How to Deal with the Skip Over Effect in Marketing & Site Design


What is it?

Have you ever had a loud display of salesmanship grab all of your attention and then missed something useful or important following that? If so, you’ve experienced what I call the “skip over effect.”

As a number of studies on multitasking have shown, we each have a limited amount of mental attention and can only closely observe one thing at a time. Additionally, there seems to be a small mental pause before we can devote our attention to the next thing. During that moment, our minds are closed to new input.

As a business owner, you want to avoid falling into that moment where the skip over effect closes your customers’ minds to your offer.

Example A – Trade Shows

I experienced the skip over effect firsthand many years ago, working as a summer camp director at a trade show. I was at the show to recruit new families for camp.

The summer camp across the aisle was a day camp located in central North Carolina—a land of lakes, heat, bugs, and pine trees. Day camps draw from their immediately adjacent cities and are the least expensive type of summer camp. This camp had a double-width display area but little in the form of table coverings, videos, and backdrops. I liked my placement across from them because their customers were going to be different than mine.

I was at the trade show representing a residential summer camp in the mountains of Western North Carolina—a land of whitewater, clear running creeks, cool weather, big views, and hardwood forests. Residential summer camps in this area draw from all over the country and are one of the most expensive types of summer camp, short of international travel camps.

With five minutes to go before parents came pouring through the doors of the show, the day camp brought in two ATVs and a standing sign about their “Four Wheeler Riding Program.” The ATVs meant big trouble for me because they were very different from everything else on our row and sure to soak up the attention of any kids coming my way.

I watched hundreds of parents come down my aisle, kids in tow, only to have the kids climb all over the ATVs while mom or dad paused in front of the booth to hear about a camp they probably had no interest in having their kids attend. And then they Skipped Over my booth.

If I’d been on a different aisle, or even two booths down, I would likely have been fine. But I was right there, too close to the spectacle of the ATVs for people to notice the quality of my offerings.

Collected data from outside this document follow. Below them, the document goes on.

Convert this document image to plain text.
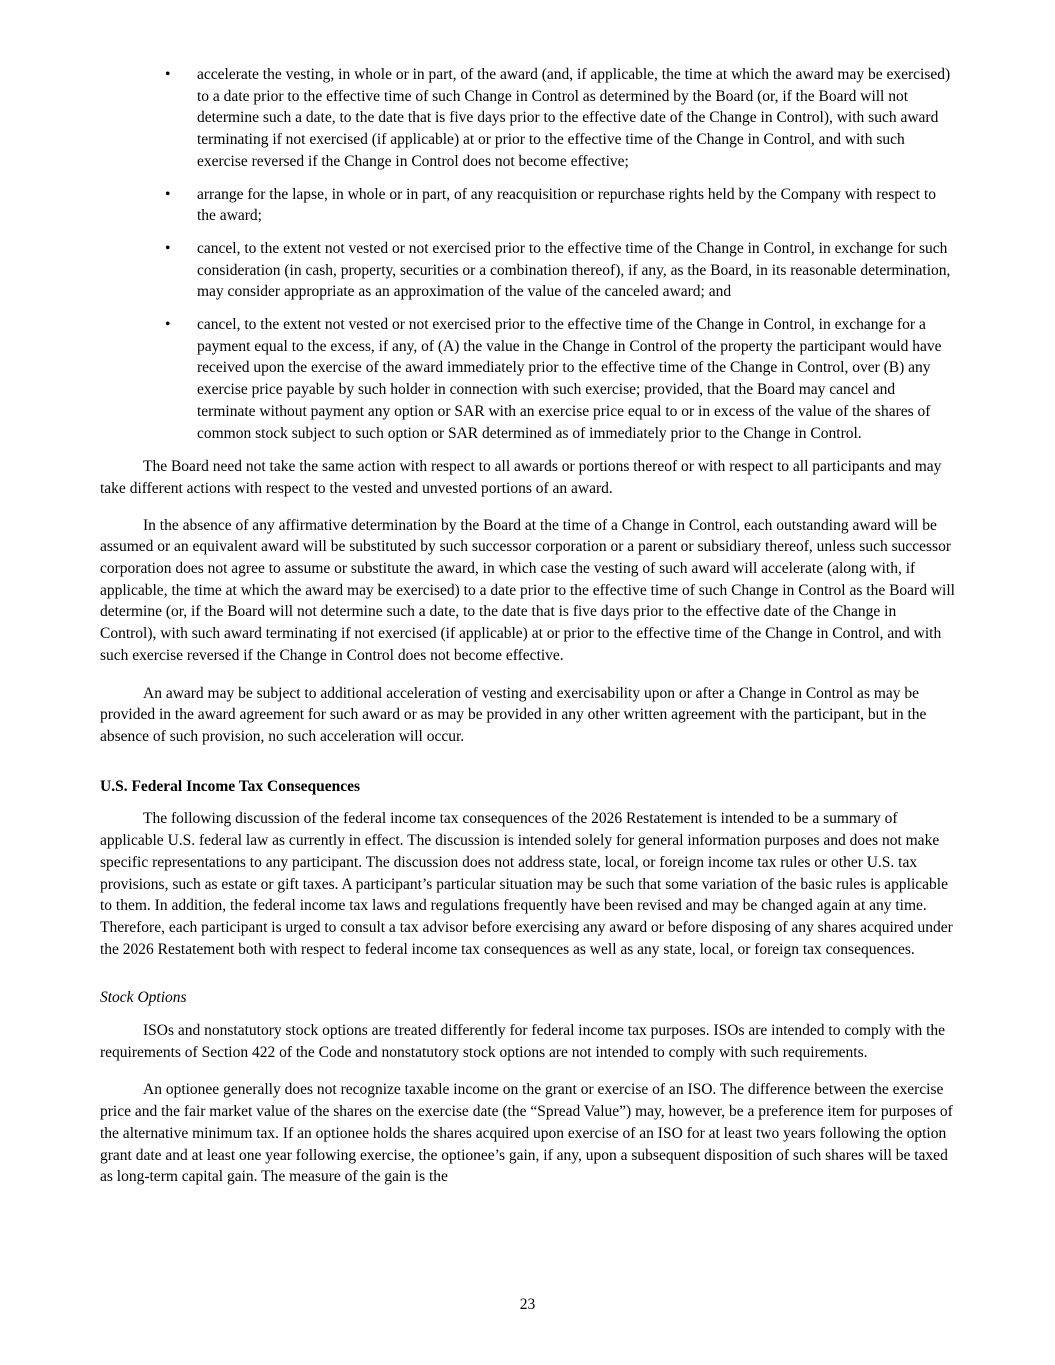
• accelerate the vesting, in whole or in part, of the award (and, if applicable, the time at which the award may be exercised) to a date prior to the effective time of such Change in Control as determined by the Board (or, if the Board will not determine such a date, to the date that is five days prior to the effective date of the Change in Control), with such award terminating if not exercised (if applicable) at or prior to the effective time of the Change in Control, and with such exercise reversed if the Change in Control does not become effective;
• arrange for the lapse, in whole or in part, of any reacquisition or repurchase rights held by the Company with respect to the award;
• cancel, to the extent not vested or not exercised prior to the effective time of the Change in Control, in exchange for such consideration (in cash, property, securities or a combination thereof), if any, as the Board, in its reasonable determination, may consider appropriate as an approximation of the value of the canceled award; and
• cancel, to the extent not vested or not exercised prior to the effective time of the Change in Control, in exchange for a payment equal to the excess, if any, of (A) the value in the Change in Control of the property the participant would have received upon the exercise of the award immediately prior to the effective time of the Change in Control, over (B) any exercise price payable by such holder in connection with such exercise; provided, that the Board may cancel and terminate without payment any option or SAR with an exercise price equal to or in excess of the value of the shares of common stock subject to such option or SAR determined as of immediately prior to the Change in Control.

The Board need not take the same action with respect to all awards or portions thereof or with respect to all participants and may take different actions with respect to the vested and unvested portions of an award.

In the absence of any affirmative determination by the Board at the time of a Change in Control, each outstanding award will be assumed or an equivalent award will be substituted by such successor corporation or a parent or subsidiary thereof, unless such successor corporation does not agree to assume or substitute the award, in which case the vesting of such award will accelerate (along with, if applicable, the time at which the award may be exercised) to a date prior to the effective time of such Change in Control as the Board will determine (or, if the Board will not determine such a date, to the date that is five days prior to the effective date of the Change in Control), with such award terminating if not exercised (if applicable) at or prior to the effective time of the Change in Control, and with such exercise reversed if the Change in Control does not become effective.

An award may be subject to additional acceleration of vesting and exercisability upon or after a Change in Control as may be provided in the award agreement for such award or as may be provided in any other written agreement with the participant, but in the absence of such provision, no such acceleration will occur.

U.S. Federal Income Tax Consequences

The following discussion of the federal income tax consequences of the 2026 Restatement is intended to be a summary of applicable U.S. federal law as currently in effect. The discussion is intended solely for general information purposes and does not make specific representations to any participant. The discussion does not address state, local, or foreign income tax rules or other U.S. tax provisions, such as estate or gift taxes. A participant’s particular situation may be such that some variation of the basic rules is applicable to them. In addition, the federal income tax laws and regulations frequently have been revised and may be changed again at any time. Therefore, each participant is urged to consult a tax advisor before exercising any award or before disposing of any shares acquired under the 2026 Restatement both with respect to federal income tax consequences as well as any state, local, or foreign tax consequences.

Stock Options

ISOs and nonstatutory stock options are treated differently for federal income tax purposes. ISOs are intended to comply with the requirements of Section 422 of the Code and nonstatutory stock options are not intended to comply with such requirements.

An optionee generally does not recognize taxable income on the grant or exercise of an ISO. The difference between the exercise price and the fair market value of the shares on the exercise date (the “Spread Value”) may, however, be a preference item for purposes of the alternative minimum tax. If an optionee holds the shares acquired upon exercise of an ISO for at least two years following the option grant date and at least one year following exercise, the optionee’s gain, if any, upon a subsequent disposition of such shares will be taxed as long-term capital gain. The measure of the gain is the

23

Example B – Adjacent storefronts

Mamacita’s in Asheville

Mamacita’s in Asheville

Mamacitas-CM-final-02

The space next to Mamacita’s

The restaurant on the left, Mamacita’s, has the best make-your-own burritos in Asheville, and it has a huge volume of customers and reviews. It has bright logos, a sign on the curb, and tables out front. Mamacitas also often has a lunch or even dinner line stretching out the door. The restaurant on the right is closed, out of business, and it’s the third of three worthy restaurants to fail at this location.

The problem? The skip over effect. The people who walk by and decide “not Mamacitas” have already passed the restaurant next door before their minds are ready to consider another dining option.

Ways to Avoid the Skip Over Effect

  1. Move. This is the most important principle—take action to avoid being located immediately adjacent to a business that will suck up everyone’s mental attention. Speak up and ask to be moved at a trade show or any situation where you have a choice. This is especially true if you sell the same class of goods or services.
  2. Get sneakier.
  • Cut a side deal with the other business. This is what I wish I had done with my 5 minutes of time at the trade show with the four wheelers—I could have approached the day camp staff and worked out an alliance, where we each personally directed customers to each other’s booths when we thought the other camp was a good match.
  • Bring people in the side door, literally or figuratively.
  • Change your business to serve a totally different audience, one that is immune to the skip over effect. This, of course, is very difficult to do, but you might have to consider it if you find yourself stuck right next to the best burritos in town.

Implications for Web Design and Conversions

In our site designs, we work very hard not to waste attention on design elements that are not essential to the site visitor. When we see other websites, we’re often amazed at the equal visual weight, or disproportionate emphasis, given to items that do not increase conversions.

When a page is cluttered, or when a design element that has zero influence on conversions has more visual impact than your call to action, you can be sure that your visitors are mentally pausing after their minds “see” those elements. During that mental pause, you are missing a chance to get them to buy or inquire. In the worst cases, they’ll simply leave your cluttered site feeling overwhelmed or like you don’t have what they want.

So, cut down the noise and make sure your site lets visitors to devote their full attention to the actions you want them to take.